On the 10th day of Christmas we celebrate Sts. Zosimus and Athanasius, Martyrs (d:303) or Octave Day of St. John.
Gather round for a bedtime story sure to give the kids a thrill!
A long time ago, in Asia Minor, specifically Cilicia in what is modern Turkey, there was a monk named Zosimus. He lived as a hermit in the wild. He was caught and tortured under Emperor Diocletian (the jerk before Constantine who liked to kill Christians). Athanasius was a Commentarisius, or in charge of the prisoners, where Zosimus was imprisoned.
Zosimus faith was never broken and neither was his body (although some accounts say his ears were burnt off by a red hot poker and then dunked in molten iron, he got better). Athanasius watched his torture, and was so moved by the miracle, he converted and was baptized.
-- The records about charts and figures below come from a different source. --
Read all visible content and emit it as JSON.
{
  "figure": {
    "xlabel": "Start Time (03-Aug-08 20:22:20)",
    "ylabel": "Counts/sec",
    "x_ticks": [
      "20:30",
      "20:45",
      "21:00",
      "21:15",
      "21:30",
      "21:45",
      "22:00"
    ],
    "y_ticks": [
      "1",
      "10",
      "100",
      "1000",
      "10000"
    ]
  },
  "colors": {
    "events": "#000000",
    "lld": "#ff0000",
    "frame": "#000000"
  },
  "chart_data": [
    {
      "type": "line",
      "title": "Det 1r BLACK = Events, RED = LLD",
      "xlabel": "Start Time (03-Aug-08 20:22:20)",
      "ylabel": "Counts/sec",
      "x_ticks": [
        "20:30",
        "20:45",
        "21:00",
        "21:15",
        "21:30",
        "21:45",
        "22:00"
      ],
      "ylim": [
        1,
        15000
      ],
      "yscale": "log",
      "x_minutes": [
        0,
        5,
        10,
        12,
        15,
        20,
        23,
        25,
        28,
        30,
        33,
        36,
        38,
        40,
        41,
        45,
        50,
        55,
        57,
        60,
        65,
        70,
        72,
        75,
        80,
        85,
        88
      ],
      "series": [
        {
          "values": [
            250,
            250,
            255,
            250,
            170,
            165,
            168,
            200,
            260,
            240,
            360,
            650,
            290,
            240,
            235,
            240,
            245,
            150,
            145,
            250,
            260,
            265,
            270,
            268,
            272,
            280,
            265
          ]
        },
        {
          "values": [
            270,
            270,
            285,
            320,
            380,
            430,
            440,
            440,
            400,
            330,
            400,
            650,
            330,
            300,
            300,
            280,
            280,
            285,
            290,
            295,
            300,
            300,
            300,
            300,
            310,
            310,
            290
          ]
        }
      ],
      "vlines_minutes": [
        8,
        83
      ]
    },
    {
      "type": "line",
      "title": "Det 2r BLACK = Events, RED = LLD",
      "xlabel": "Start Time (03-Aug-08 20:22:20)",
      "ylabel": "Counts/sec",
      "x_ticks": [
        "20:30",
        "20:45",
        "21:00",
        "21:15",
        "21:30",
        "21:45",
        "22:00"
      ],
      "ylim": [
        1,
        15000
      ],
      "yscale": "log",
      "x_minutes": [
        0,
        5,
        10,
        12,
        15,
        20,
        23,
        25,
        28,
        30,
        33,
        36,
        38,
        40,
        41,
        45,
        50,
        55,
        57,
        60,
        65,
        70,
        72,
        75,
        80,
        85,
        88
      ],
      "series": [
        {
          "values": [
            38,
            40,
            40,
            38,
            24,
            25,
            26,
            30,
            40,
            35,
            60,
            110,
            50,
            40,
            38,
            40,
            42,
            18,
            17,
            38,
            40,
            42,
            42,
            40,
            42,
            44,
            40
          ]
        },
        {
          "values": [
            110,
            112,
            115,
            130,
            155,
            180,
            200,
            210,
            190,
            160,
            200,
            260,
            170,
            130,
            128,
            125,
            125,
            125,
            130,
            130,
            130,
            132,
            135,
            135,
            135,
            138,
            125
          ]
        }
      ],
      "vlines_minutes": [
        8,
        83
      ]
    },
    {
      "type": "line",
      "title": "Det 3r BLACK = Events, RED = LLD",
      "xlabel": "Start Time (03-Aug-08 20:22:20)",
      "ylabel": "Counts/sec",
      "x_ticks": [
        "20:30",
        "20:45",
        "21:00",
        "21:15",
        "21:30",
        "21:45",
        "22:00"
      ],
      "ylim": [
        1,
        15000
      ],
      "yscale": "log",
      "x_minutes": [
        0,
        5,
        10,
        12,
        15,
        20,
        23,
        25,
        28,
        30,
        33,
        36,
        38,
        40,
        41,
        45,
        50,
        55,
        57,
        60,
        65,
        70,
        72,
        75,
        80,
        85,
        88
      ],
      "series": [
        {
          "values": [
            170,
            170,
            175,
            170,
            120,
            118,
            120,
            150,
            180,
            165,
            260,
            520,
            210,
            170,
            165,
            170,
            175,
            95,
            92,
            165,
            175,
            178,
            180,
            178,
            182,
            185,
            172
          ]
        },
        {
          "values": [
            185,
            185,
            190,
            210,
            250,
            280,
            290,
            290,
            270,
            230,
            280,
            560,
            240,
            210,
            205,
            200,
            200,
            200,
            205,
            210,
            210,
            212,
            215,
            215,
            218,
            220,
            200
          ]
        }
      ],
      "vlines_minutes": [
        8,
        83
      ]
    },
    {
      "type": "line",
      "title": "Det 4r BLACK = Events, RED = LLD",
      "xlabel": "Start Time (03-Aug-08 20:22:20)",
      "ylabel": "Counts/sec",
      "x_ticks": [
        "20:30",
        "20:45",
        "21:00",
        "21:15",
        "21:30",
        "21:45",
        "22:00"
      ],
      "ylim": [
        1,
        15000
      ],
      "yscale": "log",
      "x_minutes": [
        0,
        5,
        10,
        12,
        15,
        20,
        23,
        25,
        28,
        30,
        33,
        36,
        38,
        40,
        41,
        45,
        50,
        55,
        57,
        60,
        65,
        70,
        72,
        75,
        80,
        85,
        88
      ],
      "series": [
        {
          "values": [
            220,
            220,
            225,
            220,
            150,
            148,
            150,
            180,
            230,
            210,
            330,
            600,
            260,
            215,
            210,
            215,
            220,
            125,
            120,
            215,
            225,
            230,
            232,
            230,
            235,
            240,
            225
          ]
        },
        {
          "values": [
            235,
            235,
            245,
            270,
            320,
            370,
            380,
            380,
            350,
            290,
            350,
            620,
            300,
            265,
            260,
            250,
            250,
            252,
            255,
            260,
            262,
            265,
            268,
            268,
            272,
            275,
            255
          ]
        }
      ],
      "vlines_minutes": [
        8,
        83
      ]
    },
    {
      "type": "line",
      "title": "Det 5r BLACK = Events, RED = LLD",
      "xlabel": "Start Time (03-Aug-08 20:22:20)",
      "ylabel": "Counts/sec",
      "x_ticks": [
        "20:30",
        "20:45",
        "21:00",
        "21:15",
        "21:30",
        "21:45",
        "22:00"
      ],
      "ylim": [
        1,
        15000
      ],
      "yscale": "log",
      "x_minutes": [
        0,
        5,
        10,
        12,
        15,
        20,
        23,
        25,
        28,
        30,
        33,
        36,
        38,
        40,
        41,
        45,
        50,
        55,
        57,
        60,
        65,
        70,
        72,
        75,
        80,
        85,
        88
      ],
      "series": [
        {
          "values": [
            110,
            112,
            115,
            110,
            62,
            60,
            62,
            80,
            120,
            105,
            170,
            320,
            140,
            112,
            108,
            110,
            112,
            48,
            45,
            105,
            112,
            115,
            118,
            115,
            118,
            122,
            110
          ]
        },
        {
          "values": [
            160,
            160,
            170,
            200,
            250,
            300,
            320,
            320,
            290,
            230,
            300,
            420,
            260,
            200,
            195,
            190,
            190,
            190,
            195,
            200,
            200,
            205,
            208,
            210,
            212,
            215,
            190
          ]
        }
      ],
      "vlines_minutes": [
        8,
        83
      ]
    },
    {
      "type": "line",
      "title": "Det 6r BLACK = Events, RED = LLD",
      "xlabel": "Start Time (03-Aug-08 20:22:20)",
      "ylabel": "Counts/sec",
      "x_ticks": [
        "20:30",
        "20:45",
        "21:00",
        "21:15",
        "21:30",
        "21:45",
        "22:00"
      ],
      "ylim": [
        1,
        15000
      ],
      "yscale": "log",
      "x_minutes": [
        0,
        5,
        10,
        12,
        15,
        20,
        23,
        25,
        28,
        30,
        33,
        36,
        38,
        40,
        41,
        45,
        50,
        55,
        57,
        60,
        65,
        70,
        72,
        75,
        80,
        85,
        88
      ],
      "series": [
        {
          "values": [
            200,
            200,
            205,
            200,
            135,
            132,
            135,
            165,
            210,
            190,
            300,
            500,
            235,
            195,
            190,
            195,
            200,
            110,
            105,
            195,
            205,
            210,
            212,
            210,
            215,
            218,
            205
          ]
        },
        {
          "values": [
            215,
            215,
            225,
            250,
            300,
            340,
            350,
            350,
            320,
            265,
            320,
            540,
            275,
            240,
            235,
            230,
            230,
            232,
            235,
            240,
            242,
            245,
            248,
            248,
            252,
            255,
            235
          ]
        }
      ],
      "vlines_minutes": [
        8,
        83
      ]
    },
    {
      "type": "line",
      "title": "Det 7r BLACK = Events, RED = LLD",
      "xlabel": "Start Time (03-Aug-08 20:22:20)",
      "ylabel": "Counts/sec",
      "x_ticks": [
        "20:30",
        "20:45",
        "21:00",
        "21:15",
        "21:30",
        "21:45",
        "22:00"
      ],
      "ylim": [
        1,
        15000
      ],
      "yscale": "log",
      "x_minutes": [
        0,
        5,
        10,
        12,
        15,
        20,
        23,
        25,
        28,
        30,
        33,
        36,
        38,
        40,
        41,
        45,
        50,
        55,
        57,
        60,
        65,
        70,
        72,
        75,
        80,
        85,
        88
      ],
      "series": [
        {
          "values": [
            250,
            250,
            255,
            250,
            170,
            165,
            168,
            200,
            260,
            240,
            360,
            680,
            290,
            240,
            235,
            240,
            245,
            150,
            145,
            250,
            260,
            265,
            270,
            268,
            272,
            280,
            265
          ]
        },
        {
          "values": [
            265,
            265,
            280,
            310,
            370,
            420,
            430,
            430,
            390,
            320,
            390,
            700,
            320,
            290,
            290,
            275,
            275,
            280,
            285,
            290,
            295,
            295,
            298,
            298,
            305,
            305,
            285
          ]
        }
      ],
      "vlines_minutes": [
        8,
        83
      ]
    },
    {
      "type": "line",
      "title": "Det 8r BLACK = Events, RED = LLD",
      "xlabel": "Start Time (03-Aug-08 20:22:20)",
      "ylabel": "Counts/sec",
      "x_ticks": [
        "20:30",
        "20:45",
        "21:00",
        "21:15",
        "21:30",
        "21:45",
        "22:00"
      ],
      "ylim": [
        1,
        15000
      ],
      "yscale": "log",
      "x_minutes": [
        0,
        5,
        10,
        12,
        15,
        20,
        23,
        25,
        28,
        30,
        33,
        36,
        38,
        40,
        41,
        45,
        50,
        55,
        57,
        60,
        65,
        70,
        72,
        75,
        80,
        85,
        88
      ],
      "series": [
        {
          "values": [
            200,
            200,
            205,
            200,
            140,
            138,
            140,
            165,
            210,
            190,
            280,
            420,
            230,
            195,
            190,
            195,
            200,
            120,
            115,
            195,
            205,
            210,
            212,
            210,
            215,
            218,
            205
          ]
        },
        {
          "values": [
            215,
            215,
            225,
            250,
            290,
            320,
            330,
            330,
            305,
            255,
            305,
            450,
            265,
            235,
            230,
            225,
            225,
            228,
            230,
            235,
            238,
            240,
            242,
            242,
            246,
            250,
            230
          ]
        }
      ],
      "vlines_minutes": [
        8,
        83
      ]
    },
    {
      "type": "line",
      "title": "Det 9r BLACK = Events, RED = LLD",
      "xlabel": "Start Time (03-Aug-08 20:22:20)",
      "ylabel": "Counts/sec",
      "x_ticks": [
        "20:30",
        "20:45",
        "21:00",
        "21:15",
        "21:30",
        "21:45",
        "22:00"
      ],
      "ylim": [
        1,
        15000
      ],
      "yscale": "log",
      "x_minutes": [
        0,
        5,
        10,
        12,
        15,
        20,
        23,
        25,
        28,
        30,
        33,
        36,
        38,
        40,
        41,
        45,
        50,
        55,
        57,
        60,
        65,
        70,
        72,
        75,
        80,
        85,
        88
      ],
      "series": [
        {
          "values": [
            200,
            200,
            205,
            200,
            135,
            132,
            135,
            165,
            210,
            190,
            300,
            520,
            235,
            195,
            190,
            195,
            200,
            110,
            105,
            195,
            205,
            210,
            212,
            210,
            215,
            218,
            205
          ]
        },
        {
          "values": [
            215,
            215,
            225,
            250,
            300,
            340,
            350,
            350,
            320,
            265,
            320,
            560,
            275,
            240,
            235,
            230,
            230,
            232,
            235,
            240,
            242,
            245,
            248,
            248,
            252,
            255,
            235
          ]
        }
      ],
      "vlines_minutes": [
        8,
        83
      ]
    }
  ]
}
Having been found out, Athanasius was then tortured too. They were both released and went to spend the rest of their lives living as hermits, until they died presumably because of the torture, ergo martyrs. But it was said to be a happy death.
I know we’re an odd bunch.
Both of these Saints are listed in the Martyrology and they are Pre-Congregation (which just means they were canonized before the modern investigation into the Causes for Saints).
As for it being the Octave Day of St. John: Octaves were a big thing in prior to Vatican II, in the Tridentine or Latin Mass. There’s several different types of the Mass in this Rite, some being celebrated with a whole bunch of clergy of many ranks to one priest and alter servers, some with all singing, some with none. But I digress.
Octaves had 2 different meanings. The first being the 8 days after a feast. The second being a celebration of a feast lasting of 8 days. (There’s also something about Octaves having to do with the Jewish circumcision practice taking place 8 days after birth, which we just celebrated the Feast of the Circumcision of Jesus on the Octave or 8th day of Christmas)
The practice started with Constantine (306-337), was eventually reduced down to 18 by Popes Pius V (P:1566-1572), Leo XIII (P:1878-1903), Pius X (P:1903-1914), as it got a little out of hand, Feast Day Octaves and Octaves of Feast Days everywhere. Pope Pius XII reduced it even more to include only Christmas, Easter, and Pentecost in 1955, and Pope Paul VI removed the Pentecost Octave.
The above picture is what the Octaves were at the beginning of the 20th Century. To learn more, Wikipedia actually has a decent page on it (where the screenshot came from)
But anyways, it’s also the 8th day after the Feast of St. John, Apostle and Evangelist along with being the Feasts of Sts. Zosimus and Athanasius.